For the eager gadgeteer, vacations are a challenge. How many action cameras should you bring? Will your drone pack in your carry on? What about the gimbal for your mobile phone? Not to mention all the memory cards, cables and chargers. Enter the PowerEgg X (yes, really) from PowerVision — a versatile drone that doubles as a stabilized handheld camera with facial recognition.
This isn't the first "PowerEgg" we've seen from the company. A couple of years ago, it released an ovular/football shaped drone that was a head-turner if nothing else. The PowerEgg X, is still egg-shaped (obviously), but this time around it's more like an egg on its side, than the original's "upright" design.
The original PowerEgg's flying arms folded out from its body. This time around, you'll need to clip them on. This might seem less elegant, but there's a practical reason, not least that it means the body of the drone doesn't need to be as large. But mostly, it's so you can stow them away when you're using it in handheld mode. Removing the arms to transition from drone to handheld camera didn't look entirely seamless in my demo, but it's a nifty feature nonetheless.
When in the air, the PowerEgg X can fly in winds of up to 38 knots, and two cameras either side of the main (4K/60fps) shooter provide forward-facing obstacle avoidance. There's also a downward sensor for precision landing and position holding mid-air. If you like to fly in inclement weather, there's also a waterproof housing (IPX6 rated). I saw a demo of the drone flying in a cage here at CES, there was a "waterfall" spewing the wet stuff, and the PowerEgg was more than happy to fly right underneath it. The water didn't seem to disturb the flying stability at all.
If you want to get a little more extreme, you can attach float accessories to the feet, and even land or take off from a body of water too. There are a few other waterproof drones that can do the same, but the PowerEgg X looks less utilitarian than those, and, of course, the extra handheld functionality.
One other interesting idea, is the ability to record your voice to the drone while it's flying via the mic on your smartphone, or your wireless headset. Most drones record silent video, as the noise of the propellors is all you would typically hear. With this "SyncVoice" feature, you can narrate over your video in real-time without the nasty buzz of the drone ruining everything.

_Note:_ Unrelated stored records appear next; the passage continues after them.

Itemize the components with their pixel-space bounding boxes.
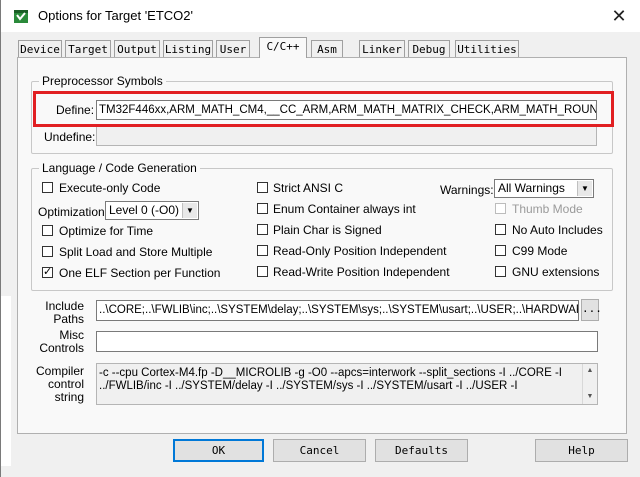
optimize-time-label: Optimize for Time: [59, 224, 154, 238]
define-highlight-box: [33, 91, 614, 127]
rw-position-independent-checkbox[interactable]: [257, 266, 268, 277]
plain-char-label: Plain Char is Signed: [273, 223, 382, 237]
help-button[interactable]: Help: [535, 439, 628, 462]
thumb-mode-checkbox: [495, 203, 506, 214]
tab-listing[interactable]: Listing: [163, 40, 213, 57]
tab-debug[interactable]: Debug: [408, 40, 450, 57]
optimization-value: Level 0 (-O0): [109, 203, 180, 217]
compiler-control-line1: -c --cpu Cortex-M4.fp -D__MICROLIB -g -O…: [99, 367, 562, 379]
thumb-mode-label: Thumb Mode: [512, 202, 583, 216]
compiler-control-label-line3: string: [54, 390, 84, 404]
include-paths-browse-button[interactable]: ...: [581, 299, 602, 321]
tab-linker[interactable]: Linker: [359, 40, 405, 57]
compiler-control-label-line1: Compiler: [35, 364, 84, 378]
optimization-label: Optimization:: [38, 205, 109, 219]
tab-asm[interactable]: Asm: [311, 40, 343, 57]
optimize-time-checkbox[interactable]: [42, 225, 53, 236]
checkmark-icon: ✓: [43, 266, 53, 278]
misc-controls-label-line1: Misc: [59, 328, 84, 342]
ro-position-independent-checkbox[interactable]: [257, 245, 268, 256]
tab-utilities[interactable]: Utilities: [455, 40, 519, 57]
keil-uvision-icon: [14, 10, 28, 23]
compiler-control-textarea[interactable]: -c --cpu Cortex-M4.fp -D__MICROLIB -g -O…: [96, 363, 598, 405]
defaults-button[interactable]: Defaults: [375, 439, 468, 462]
ok-button[interactable]: OK: [173, 439, 264, 462]
preprocessor-legend: Preprocessor Symbols: [42, 74, 163, 88]
plain-char-checkbox[interactable]: [257, 224, 268, 235]
warnings-label: Warnings:: [440, 183, 494, 197]
include-paths-label-line2: Paths: [53, 312, 84, 326]
scroll-up-icon[interactable]: ▲: [583, 364, 597, 378]
gnu-extensions-checkbox[interactable]: [495, 266, 506, 277]
language-legend: Language / Code Generation: [42, 161, 197, 175]
ro-position-independent-label: Read-Only Position Independent: [273, 244, 447, 258]
split-load-label: Split Load and Store Multiple: [59, 245, 213, 259]
undefine-input[interactable]: [96, 126, 597, 146]
no-auto-includes-checkbox[interactable]: [495, 224, 506, 235]
compiler-control-line2: ../FWLIB/inc -I ../SYSTEM/delay -I ../SY…: [99, 380, 518, 392]
optimization-select[interactable]: Level 0 (-O0) ▼: [105, 201, 199, 220]
tab-output[interactable]: Output: [114, 40, 160, 57]
undefine-label: Undefine:: [44, 130, 96, 144]
window-title: Options for Target 'ETCO2': [38, 8, 194, 23]
tab-c-cpp[interactable]: C/C++: [259, 37, 307, 58]
tab-target[interactable]: Target: [65, 40, 111, 57]
chevron-down-icon: ▼: [577, 181, 592, 196]
one-elf-checkbox[interactable]: ✓: [42, 266, 53, 278]
scroll-down-icon[interactable]: ▼: [583, 390, 597, 404]
include-paths-label-line1: Include: [45, 299, 84, 313]
no-auto-includes-label: No Auto Includes: [512, 223, 603, 237]
compiler-control-label-line2: control: [47, 377, 84, 391]
gnu-extensions-label: GNU extensions: [512, 265, 600, 279]
warnings-select[interactable]: All Warnings ▼: [494, 179, 594, 198]
one-elf-label: One ELF Section per Function: [59, 266, 221, 280]
close-icon[interactable]: ✕: [601, 2, 637, 30]
c99-mode-label: C99 Mode: [512, 244, 568, 258]
warnings-value: All Warnings: [498, 181, 565, 195]
compiler-control-scrollbar[interactable]: ▲ ▼: [582, 364, 597, 404]
title-bar[interactable]: Options for Target 'ETCO2' ✕: [1, 0, 640, 32]
split-load-checkbox[interactable]: [42, 246, 53, 257]
misc-controls-label-line2: Controls: [39, 341, 84, 355]
rw-position-independent-label: Read-Write Position Independent: [273, 265, 450, 279]
execute-only-label: Execute-only Code: [59, 181, 161, 195]
strict-ansi-checkbox[interactable]: [257, 182, 268, 193]
c99-mode-checkbox[interactable]: [495, 245, 506, 256]
tab-user[interactable]: User: [216, 40, 250, 57]
background-editor-strip: [1, 296, 11, 466]
enum-container-label: Enum Container always int: [273, 202, 416, 216]
tab-device[interactable]: Device: [18, 40, 62, 57]
include-paths-input[interactable]: ..\CORE;..\FWLIB\inc;..\SYSTEM\delay;..\…: [96, 300, 579, 321]
strict-ansi-label: Strict ANSI C: [273, 181, 344, 195]
misc-controls-input[interactable]: [96, 331, 598, 352]
chevron-down-icon: ▼: [182, 203, 197, 218]
cancel-button[interactable]: Cancel: [273, 439, 366, 462]
execute-only-checkbox[interactable]: [42, 182, 53, 193]
enum-container-checkbox[interactable]: [257, 203, 268, 214]
options-dialog: Options for Target 'ETCO2' ✕ Device Targ…: [0, 0, 640, 477]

In handheld mode, the PowerEgg X becomes a 90s-style camcorder, but with the benefit of a modern 3-axis gimbal. The smaller body size means its about the right size to be held in one hand (and there's a strap to keep things in place). Given the overall size, it's not quite as slick as, say, DJI's Osmo line, but it does mean you don't have to bring two different gadgets for land and air photography.
Lastly, there's the "AI" camera mode. This is the company's implementation of facial tracking, similar to a number of other "smart" camera modes (including the aforementioned DJI Osmo). I could see this being useful for YouTubers and the like, as once it recognizes your face, even if you leave the frame and come back again, it'll spot you and put you back in the center of the shot.
On the one hand, the PowerEgg X seems versatile enough that I could see it appealing to people that want a simple, versatile camera solution. Using one device on vacation, for example, keeps all your footage in one place, which you can edit via the app (along with any video from your phone). But there's always a sense with multi-function gadgets that it might not do each of those tasks as well as a dedicated device.
We won't be able to comment on that for sure until we've tried it for ourselves, but we're certainly happy to see companies trying different ideas. The PowerEgg X (drone and controller) will cost $899 when it goes up for pre-order this month, with shipping expected to be about a month after that. If you want the waterproof kit, it'll cost a slice more at $1,249.